A BitGo registrou forte alta de receita no segundo trimestre de 2026, após ampliar o uso de inteligência artificial em suas operações, mas a tecnologia ainda não foi a responsável direta pelo avanço. A empresa também apresentou prejuízo líquido, pressionada pela desvalorização de ativos digitais, mostrando que o crescimento da atividade não se converteu integralmente em resultado positivo.
Receita sobe 79,6% em um ano
A companhia de infraestrutura para criptomoedas teve receita de US$ 4,33 bilhões no segundo trimestre de 2026. O valor representa aumento de 79,6% sobre os US$ 2,41 bilhões registrados no mesmo período de 2025 e avanço de 14,7% em relação ao primeiro trimestre deste ano.
O crescimento foi impulsionado principalmente pelo aumento das vendas de ativos digitais e criptomoedas. Também contribuiu a expansão do negócio de stablecoin-as-a-service, serviço que permite a clientes utilizar a estrutura da BitGo para operações com moedas digitais projetadas para manter valor próximo ao de uma moeda tradicional.
Inteligência artificial ajudou na eficiência, não na receita
No começo de junho, a BitGo anunciou uma mudança de estratégia para reduzir custos e aumentar a eficiência operacional com inteligência artificial. A empresa afirmou que ampliou o uso da tecnologia em engenharia e operações para acelerar o desenvolvimento de softwares, automatizar tarefas manuais e melhorar processos internos.
Esse movimento, porém, não foi o principal motor do aumento da receita no trimestre. A IA aparece, até agora, como uma ferramenta para reduzir despesas e tornar a operação mais produtiva, enquanto o crescimento do faturamento veio sobretudo das transações com ativos digitais e do negócio de stablecoins.
Prejuízo diminui, mas geração operacional continua negativa
A BitGo teve prejuízo líquido de US$ 19 milhões no segundo trimestre, equivalente a US$ 0,16 por ação. No mesmo trimestre de 2025, a empresa havia registrado lucro líquido de US$ 38,3 milhões. Apesar da piora na comparação anual, o resultado representou melhora em relação ao prejuízo de US$ 60,7 milhões do primeiro trimestre de 2026.
A desvalorização de ativos digitais contribuiu para o resultado negativo.
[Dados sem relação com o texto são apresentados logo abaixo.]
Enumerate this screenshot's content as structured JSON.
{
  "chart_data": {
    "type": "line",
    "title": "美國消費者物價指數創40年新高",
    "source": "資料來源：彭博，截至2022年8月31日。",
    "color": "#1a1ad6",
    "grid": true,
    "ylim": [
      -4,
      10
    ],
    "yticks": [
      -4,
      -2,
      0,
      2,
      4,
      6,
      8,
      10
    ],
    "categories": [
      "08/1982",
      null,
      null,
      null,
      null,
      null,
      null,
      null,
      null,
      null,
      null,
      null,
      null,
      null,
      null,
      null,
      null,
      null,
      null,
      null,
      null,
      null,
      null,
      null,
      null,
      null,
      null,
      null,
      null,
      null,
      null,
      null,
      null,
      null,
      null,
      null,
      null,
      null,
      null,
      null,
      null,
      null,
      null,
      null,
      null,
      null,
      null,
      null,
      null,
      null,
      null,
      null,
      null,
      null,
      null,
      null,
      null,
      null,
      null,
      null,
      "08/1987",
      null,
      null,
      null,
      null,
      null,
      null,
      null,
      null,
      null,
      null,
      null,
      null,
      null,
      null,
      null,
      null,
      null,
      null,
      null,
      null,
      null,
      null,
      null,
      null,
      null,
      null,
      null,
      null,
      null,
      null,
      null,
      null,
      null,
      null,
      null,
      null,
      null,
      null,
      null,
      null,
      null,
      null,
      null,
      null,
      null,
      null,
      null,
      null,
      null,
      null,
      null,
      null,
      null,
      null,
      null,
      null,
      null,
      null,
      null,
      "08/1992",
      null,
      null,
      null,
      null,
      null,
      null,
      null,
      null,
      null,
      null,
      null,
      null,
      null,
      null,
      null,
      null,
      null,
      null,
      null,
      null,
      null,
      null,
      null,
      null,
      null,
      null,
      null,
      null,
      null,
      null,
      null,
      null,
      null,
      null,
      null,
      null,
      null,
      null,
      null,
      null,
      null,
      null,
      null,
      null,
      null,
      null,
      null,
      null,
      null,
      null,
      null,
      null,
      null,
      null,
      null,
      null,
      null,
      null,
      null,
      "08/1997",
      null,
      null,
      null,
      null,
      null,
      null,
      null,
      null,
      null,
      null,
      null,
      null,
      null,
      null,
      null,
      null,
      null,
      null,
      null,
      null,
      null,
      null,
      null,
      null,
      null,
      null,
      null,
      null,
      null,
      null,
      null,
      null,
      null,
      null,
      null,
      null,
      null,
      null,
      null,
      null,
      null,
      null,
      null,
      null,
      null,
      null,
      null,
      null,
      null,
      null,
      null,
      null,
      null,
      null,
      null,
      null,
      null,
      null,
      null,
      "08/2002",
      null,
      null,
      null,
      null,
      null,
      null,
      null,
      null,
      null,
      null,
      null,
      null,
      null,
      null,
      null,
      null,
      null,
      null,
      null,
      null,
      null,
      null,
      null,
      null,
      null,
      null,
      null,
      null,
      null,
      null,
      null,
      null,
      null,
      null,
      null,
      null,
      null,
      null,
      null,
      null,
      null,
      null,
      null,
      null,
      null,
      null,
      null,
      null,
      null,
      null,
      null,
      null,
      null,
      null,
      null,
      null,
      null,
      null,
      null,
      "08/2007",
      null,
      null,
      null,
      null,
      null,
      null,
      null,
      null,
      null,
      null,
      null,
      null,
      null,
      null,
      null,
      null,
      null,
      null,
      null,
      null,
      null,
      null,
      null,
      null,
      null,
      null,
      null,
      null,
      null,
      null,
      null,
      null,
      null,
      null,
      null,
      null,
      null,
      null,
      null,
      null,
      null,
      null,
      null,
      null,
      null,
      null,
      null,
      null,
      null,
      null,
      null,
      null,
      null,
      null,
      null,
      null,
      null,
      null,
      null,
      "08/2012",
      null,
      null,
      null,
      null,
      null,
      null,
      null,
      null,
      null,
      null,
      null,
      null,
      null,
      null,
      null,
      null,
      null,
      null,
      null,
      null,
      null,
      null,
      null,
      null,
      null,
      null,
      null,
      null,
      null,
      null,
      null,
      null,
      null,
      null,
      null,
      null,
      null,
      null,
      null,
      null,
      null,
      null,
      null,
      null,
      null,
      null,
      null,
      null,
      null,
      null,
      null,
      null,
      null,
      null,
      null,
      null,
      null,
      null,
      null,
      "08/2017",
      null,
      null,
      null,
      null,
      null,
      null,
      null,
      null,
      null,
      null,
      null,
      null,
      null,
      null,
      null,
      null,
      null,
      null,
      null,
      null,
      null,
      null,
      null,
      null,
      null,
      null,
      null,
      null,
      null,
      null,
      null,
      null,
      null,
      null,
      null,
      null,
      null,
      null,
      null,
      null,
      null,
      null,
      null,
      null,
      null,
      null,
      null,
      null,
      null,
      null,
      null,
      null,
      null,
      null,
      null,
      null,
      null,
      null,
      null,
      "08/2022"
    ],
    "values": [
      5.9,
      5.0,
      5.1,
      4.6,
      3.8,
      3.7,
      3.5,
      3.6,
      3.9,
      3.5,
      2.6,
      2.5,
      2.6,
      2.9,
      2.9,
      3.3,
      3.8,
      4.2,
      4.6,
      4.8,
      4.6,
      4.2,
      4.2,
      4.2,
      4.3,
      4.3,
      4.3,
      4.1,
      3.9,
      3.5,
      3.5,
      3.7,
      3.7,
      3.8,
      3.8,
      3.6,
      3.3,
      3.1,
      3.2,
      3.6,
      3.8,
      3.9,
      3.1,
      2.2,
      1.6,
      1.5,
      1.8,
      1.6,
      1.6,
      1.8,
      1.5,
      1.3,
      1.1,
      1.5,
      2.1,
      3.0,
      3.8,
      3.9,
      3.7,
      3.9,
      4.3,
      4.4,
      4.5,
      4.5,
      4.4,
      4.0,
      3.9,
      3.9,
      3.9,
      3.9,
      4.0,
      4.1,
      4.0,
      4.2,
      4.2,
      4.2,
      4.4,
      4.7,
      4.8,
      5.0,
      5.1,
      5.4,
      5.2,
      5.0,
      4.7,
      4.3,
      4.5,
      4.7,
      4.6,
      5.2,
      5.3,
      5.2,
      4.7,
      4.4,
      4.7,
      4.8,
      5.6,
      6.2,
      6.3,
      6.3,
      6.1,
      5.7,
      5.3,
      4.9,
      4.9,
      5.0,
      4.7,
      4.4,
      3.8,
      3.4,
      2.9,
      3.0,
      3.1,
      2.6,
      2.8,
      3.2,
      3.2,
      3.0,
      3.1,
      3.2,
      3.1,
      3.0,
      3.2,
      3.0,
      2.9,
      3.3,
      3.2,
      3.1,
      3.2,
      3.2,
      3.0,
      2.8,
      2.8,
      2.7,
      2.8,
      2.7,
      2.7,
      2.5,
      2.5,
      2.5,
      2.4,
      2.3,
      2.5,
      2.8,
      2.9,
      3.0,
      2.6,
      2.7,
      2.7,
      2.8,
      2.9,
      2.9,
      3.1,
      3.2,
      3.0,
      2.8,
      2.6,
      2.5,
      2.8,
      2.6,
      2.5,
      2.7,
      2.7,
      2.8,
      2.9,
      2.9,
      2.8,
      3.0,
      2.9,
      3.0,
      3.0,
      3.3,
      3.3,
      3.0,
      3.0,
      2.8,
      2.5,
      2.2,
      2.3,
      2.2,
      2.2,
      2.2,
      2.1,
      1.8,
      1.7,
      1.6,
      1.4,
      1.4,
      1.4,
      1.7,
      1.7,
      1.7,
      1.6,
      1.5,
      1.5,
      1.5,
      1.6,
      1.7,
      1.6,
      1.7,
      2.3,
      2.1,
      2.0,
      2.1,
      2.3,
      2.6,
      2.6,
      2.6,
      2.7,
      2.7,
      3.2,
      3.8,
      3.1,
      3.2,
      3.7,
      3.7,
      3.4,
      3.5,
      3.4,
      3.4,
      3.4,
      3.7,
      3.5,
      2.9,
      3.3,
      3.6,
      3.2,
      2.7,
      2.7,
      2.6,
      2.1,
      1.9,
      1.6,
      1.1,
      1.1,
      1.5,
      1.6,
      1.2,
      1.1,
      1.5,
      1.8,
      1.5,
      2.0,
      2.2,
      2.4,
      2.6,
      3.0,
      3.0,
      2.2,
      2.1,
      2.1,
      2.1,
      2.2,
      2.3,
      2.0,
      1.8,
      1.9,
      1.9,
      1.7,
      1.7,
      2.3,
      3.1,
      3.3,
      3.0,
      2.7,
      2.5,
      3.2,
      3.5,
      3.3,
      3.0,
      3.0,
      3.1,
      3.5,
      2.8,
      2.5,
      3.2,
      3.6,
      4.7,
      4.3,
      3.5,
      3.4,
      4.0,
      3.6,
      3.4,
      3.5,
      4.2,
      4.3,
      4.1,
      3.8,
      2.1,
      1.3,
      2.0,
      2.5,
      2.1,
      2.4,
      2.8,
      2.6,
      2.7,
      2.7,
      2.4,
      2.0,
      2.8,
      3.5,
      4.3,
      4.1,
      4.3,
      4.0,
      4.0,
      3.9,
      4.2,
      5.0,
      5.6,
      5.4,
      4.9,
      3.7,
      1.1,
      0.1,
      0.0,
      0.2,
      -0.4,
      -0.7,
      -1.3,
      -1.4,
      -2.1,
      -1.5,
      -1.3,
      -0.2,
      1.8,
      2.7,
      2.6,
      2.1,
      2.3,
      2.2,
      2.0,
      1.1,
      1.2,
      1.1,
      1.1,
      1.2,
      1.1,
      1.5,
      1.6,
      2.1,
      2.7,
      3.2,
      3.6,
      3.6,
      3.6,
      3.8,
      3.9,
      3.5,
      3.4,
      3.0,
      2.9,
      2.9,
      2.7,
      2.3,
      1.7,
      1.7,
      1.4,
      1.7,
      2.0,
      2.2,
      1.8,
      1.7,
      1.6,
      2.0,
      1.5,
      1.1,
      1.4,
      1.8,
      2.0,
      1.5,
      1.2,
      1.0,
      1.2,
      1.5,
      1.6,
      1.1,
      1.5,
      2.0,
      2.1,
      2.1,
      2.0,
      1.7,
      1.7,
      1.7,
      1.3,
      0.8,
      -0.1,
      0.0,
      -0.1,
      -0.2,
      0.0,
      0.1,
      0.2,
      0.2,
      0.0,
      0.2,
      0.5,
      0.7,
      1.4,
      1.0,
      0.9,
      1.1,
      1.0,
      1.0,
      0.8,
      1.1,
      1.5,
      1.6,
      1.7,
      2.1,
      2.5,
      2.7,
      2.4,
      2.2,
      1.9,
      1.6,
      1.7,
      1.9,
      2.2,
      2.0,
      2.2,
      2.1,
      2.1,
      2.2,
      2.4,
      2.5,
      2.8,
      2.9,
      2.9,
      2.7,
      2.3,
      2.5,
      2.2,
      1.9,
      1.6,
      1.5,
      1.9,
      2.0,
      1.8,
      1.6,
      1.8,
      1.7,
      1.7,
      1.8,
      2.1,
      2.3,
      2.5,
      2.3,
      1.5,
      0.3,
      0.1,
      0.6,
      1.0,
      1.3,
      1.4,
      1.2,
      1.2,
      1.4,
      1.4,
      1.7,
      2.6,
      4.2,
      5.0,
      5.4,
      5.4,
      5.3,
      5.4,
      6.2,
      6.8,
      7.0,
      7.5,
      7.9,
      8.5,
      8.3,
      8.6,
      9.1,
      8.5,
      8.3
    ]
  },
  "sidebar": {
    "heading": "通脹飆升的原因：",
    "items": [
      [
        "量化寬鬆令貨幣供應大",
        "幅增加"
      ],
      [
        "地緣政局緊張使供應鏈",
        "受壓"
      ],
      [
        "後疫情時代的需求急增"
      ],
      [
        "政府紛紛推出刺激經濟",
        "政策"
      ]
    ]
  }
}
Além disso, o Ebitda ajustado, indicador usado para avaliar o desempenho operacional antes de juros, impostos, depreciação e amortização, ficou negativo em US$ 4,2 milhões. Um ano antes, a métrica havia apontado lucro de US$ 3 milhões.
Cortes e reforço da posição financeira
Em junho, a BitGo reduziu sua força de trabalho em 15%, citando mudanças no ecossistema de ativos digitais. O presidente-executivo, Mike Belshe, afirmou que a companhia simplificou a estrutura de custos no segundo trimestre, em uma tentativa de aproximar o crescimento da receita de resultados financeiros mais consistentes.
Ao final do período, a empresa tinha US$ 159 milhões em caixa e US$ 147,7 milhões em bitcoin. Também foi autorizado um programa de recompra de ações de US$ 50 milhões. O diretor financeiro, Ed Reginelli, deixará o cargo em 15 de setembro.
O que observar no segundo semestre
A BitGo informou que o número de clientes aumentou 26% e que os ativos normalizados mantidos em sua plataforma cresceram 31%, para US$ 65,2 bilhões. Esses indicadores sugerem expansão da base de negócios e do volume de ativos sob custódia, mas ainda será necessário acompanhar se esse crescimento produzirá lucro e melhora na geração operacional.
Para o segundo semestre, a empresa afirma que pretende transformar a expansão dos negócios em resultados mais fortes, com disciplina nos custos e na alocação de capital. Na prática, o desempenho dependerá da continuidade das vendas de ativos digitais, da evolução do serviço de stablecoins e da capacidade de a inteligência artificial reduzir despesas sem comprometer a operação.